In a world where urbanization is growing, cities become the key nodes for the development of social interactions, because they are poles of attraction for people and they accelerate the exchange of information and ideas producing innovation. The advent of the Internet has also led this process to a further boost, and in a few years has created a virtual mantle of data surrounding the physical structure of the city. This process, however, has negative effects arising from the consumption of resources from such
a large number of people. A solution can be glimpsed in the sharing economy, which promotes an economic model based on sharing rather than on possession, helping to decrease the negative effects, both economic and social, that the "fully equipped individual" brings with himself. In addition, the sharing economy can be seen as a significant opportunity for the city and its inhabitants as it helps to create new job opportunities as well as to encourage the establishment of reliance and trust between people.
[ The numbers refer to the amount of shared units in the year 2015, and aggregate more sharing platforms ]
Airbnb is currently one of the main platforms for sharing, which allows you to rent private accommodations all over the world. The amount of airbnb apartments in Milan is very high:
talking about numbers it is the most important sharing platform of the urban area. Milan is collaborating with airbnb in order to regulate the relationship between host and tourist.
Inside the historic city walls, the east side and San Vittore zone have few apartments. The areas with the highest concentration are China Town / Isola and Porta Genova / Navigli. Corso Porta Romana and Buenos Aires zones have lots of apartments, but the density is lower. Airbnb
apartments are distributed until the borders of the province, except for the Lorenteggio zone, that has no apartments in its area. The prices decrease from the center to the suburbs. The most popular areas usually have higher prices, with few exceptions outside the city center.
As can be seen in the previous visualization, Airbnb range of prices is very wide. The aim of this comparison is to confront Airbnb prices with hotel prices from Booking, a very common hotel aggregator.

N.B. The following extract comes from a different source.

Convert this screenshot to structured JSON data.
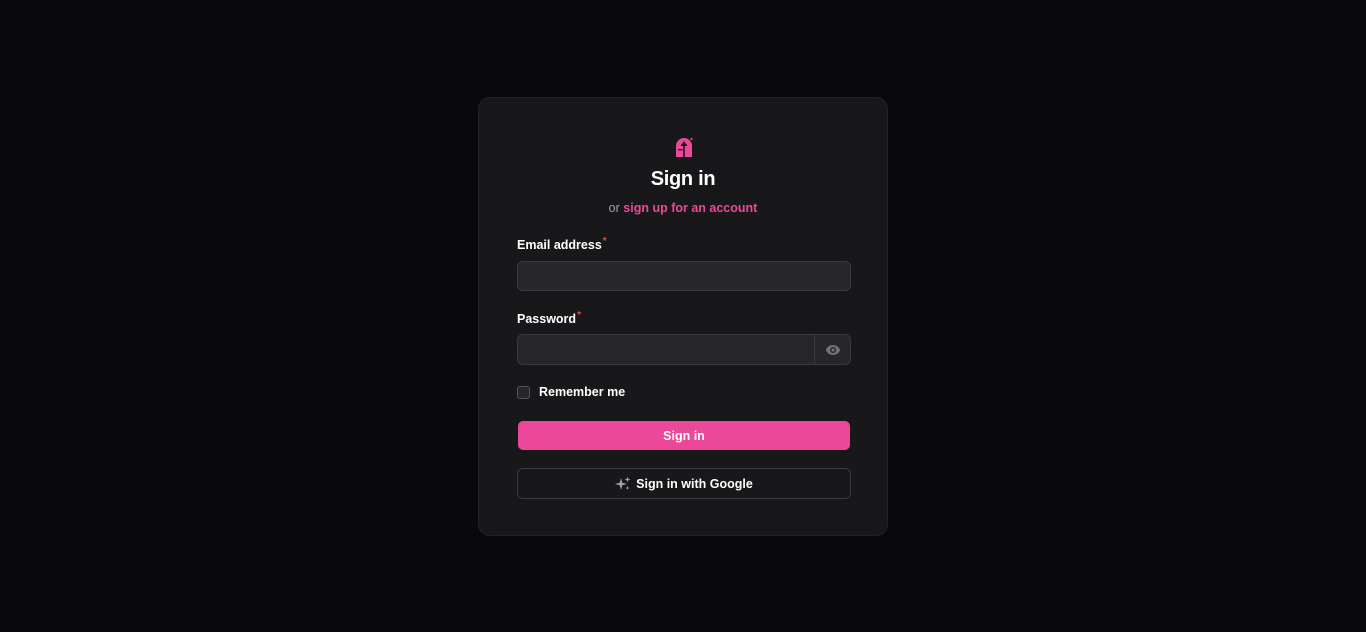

As it’s easy to see, in both Airbnb and Booking, average prices are higher in the city center and lower as you move away from it, but Airbnb has a greater variety of prices within each Nil.
This can be seen as a great opportunity for the hosts in terms of cost saving or even earning from sharing a spare room. Airbnb is creating entrepreneurship among ordinary people, allowing a more rapid economic growth after the crisis. Problems emerge where these private apartments enter in competition with existing hotels, because regulation still doesn’t exist concerning Airbnb’s policy.
The main goal Airbnb reached in the last years is not related to economic issues: the merit that should be attributed to the platform is to establish a credible system of trust between strangers. People trust what other users say. We analyzed apartments description extrapolating the most common words used to describe Milan: fashion, shopping, design and so on, and we mapped the results. The following is then a visual synthesis of Airbnb descriptions of Milan.
Generally speaking, the areas that are more nominated are Navigli, Sempione, Buenos Aires, Loreto and Porta Romana, but the most nominated one is Tortona zone, which is also the one with the highest concentration of apartments. Descriptions generally reflect quite well the reality, except for the Expo, which is nominated pretty much everywhere despite being located in Rho Fiera. Design and Fashion are mostly attributed to Tortona zone,
even if they are nominated in many areas of the city. Navigli zone is the best one if we are interested about nightlife and “aperitivo”, followed by Corso Sempione and Porta Romana. Talking about shopping, the highest rate of apartments concentration is in Viale Monza, Buenos Aires and Loreto, while the famous “Quadrilatero della Moda” is not nominated, probably because of the lack of Airbnb apartments in that expensive area.
The main innovations that run Airbnb and the sharing economy in general are reputation and trust. In a small country people know each other, and they know who can be trusted; but with the advent of urbanization people probably do not personally know their neighbors anymore. This fact has changed with the Internet, because it seems possible to know people through their online reputation. This fact works very well on Airbnb because users
can read reviews from other people about apartments and hosts, so the more reviews a user has and the higher his reputation is, the more people will trust him/her. Rating on Airbnb platform is expressed through the number of stars, from zero to five. It is common for the apartments to have a high rate, even if they have few reviews from the users. Next we will confront ratings from Airbnb website and from an hotel aggregator website.
As it’s easy to see from this visual comparison, Airbnb star ratings are much higher than the hotel evaluations. Might this fact be due to the pervading goodism of the sharing platforms
where users have their real faces? Is this online reputation system credible? Is the relation between appreciation and reputation effective, or is it only a social convention?
We decided to analyze Airbnb to investigate the sharing phenomena that is taking place in the main world cities to contrast effects related to the urbanization process. Since cities can be considered like “social reactors”,
accelerating interaction between people, the sharing economy helps the community improving trust, profits and development. Sharing exists because of the community, and its goals emerge in the social impact.